Doutes quant à l’authenticité de ses récits. Mais l’intérêt pour le chamanisme est né, et les études se multiplient. Les chamanes commencent à écrire leurs récits.

Au cours des dernières années, les anthropologues regardent le chamanisme comme un “ensemble de techniques de connaissance”.

Pendant que les scientifiques tirent partie des connaissances des chamanes concernant les vertus thérapeutiques des plantes pour fabriquer de nouveaux produits pharmaceutiques, les chercheurs ont encore à étudier l’efficacité du traitement proposé par les chamanes ainsi que la façon dont ceux-ci appréhendent la nature et le monde. Si les chamanes apparaissent comme les pionniers de l‘exploration de la conscience humaine, leur système d’analyse, lui, n’a presque pas été étudié à ce jour.

Les chamanes seraient des médecins de l’esprit.
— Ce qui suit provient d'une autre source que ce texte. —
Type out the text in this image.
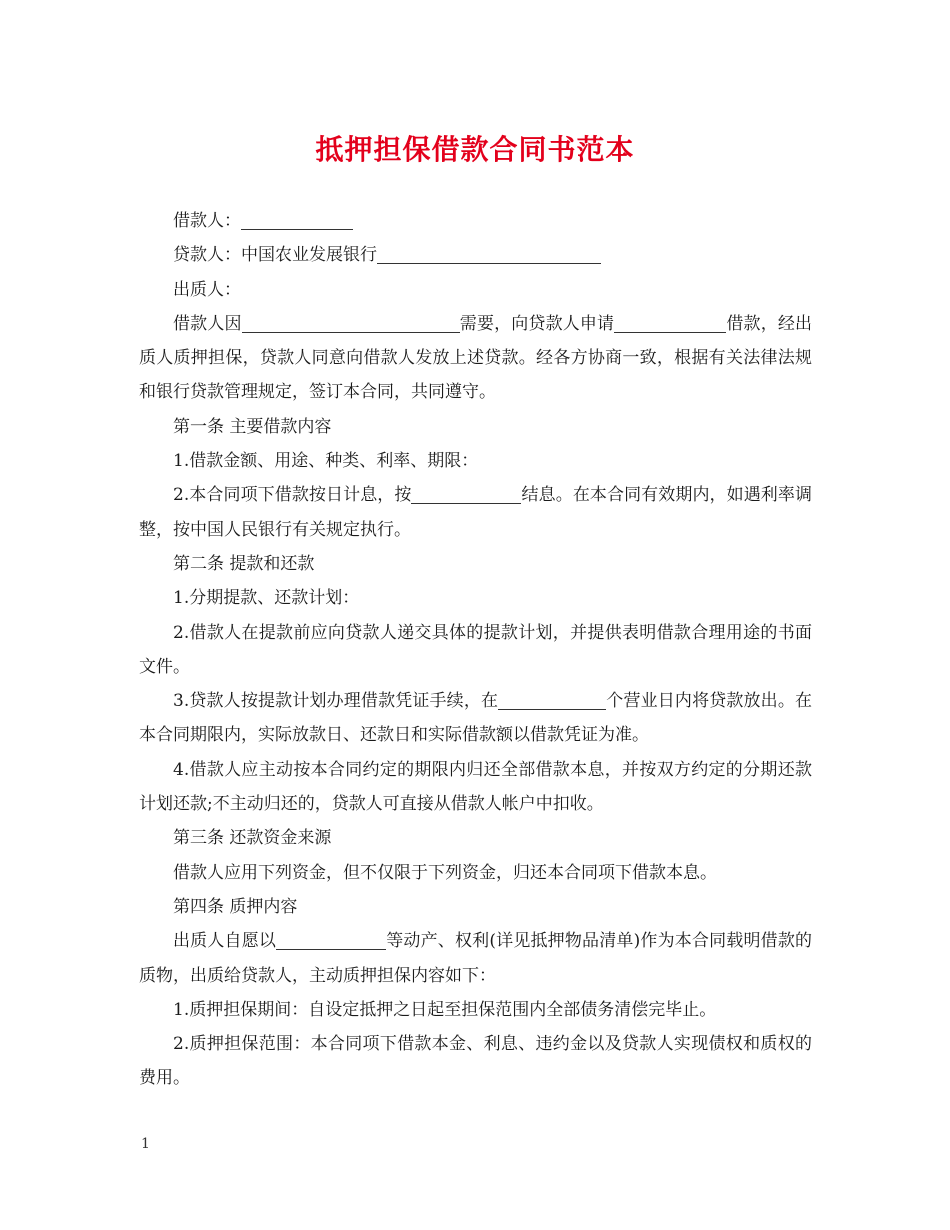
抵押担保借款合同书范本

借款人：

贷款人：中国农业发展银行

出质人：

借款人因	需要，向贷款人申请	借款，经出质人质押担保，贷款人同意向借款人发放上述贷款。经各方协商一致，根据有关法律法规和银行贷款管理规定，签订本合同，共同遵守。

第一条 主要借款内容

1.借款金额、用途、种类、利率、期限：

2.本合同项下借款按日计息，按	结息。在本合同有效期内，如遇利率调整，按中国人民银行有关规定执行。

第二条 提款和还款

1.分期提款、还款计划：

2.借款人在提款前应向贷款人递交具体的提款计划，并提供表明借款合理用途的书面文件。

3.贷款人按提款计划办理借款凭证手续，在	个营业日内将贷款放出。在本合同期限内，实际放款日、还款日和实际借款额以借款凭证为准。

4.借款人应主动按本合同约定的期限内归还全部借款本息，并按双方约定的分期还款计划还款;不主动归还的，贷款人可直接从借款人帐户中扣收。

第三条 还款资金来源

借款人应用下列资金，但不仅限于下列资金，归还本合同项下借款本息。

第四条 质押内容

出质人自愿以	等动产、权利(详见抵押物品清单)作为本合同载明借款的质物，出质给贷款人，主动质押担保内容如下：

1.质押担保期间：自设定抵押之日起至担保范围内全部债务清偿完毕止。

2.质押担保范围：本合同项下借款本金、利息、违约金以及贷款人实现债权和质权的费用。

1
Un dialogue entre ces deux visions du monde pourrait un jour se réaliser.

Le chamanisme est une autologie ou étude de soi, alors que la science consiste en une hétérologie ou étude de l’autre.

Le chamanisme n’est pas qu’une manière d’exploiter le pouvoir de l’imagerie mentale, il touche à la connaissance, à la guérison, au pouvoir. Il est ambigu par nature.

Michael Brown : “Le chamanisme affirme la vie, mais il sème aussi la violence et la mort”.

Les chamanes ont toujours été les spécialistes du voyage entre les mondes.

Le chamanisme perdure, adoptant la tactique du caméléon.

Un champ de force continue à séparer observateurs et chamanes, qui implique un conflit de croyances concernant la nature fondamentale de la réalité.

De nombreux observateurs sont des matérialistes philosophiques. Ils croient que tout ce qui existe est fait de matière physique ou dépend de la matière pour exister. Les chamanes croient aux esprits.

Le cœur du chamanisme reste un mystère.

Chamanisme

“Ceux qui ne s’attendent pas à l’inattendu ne le trouveront pas, car il est inexploré et dénué de piste.” Héraclite.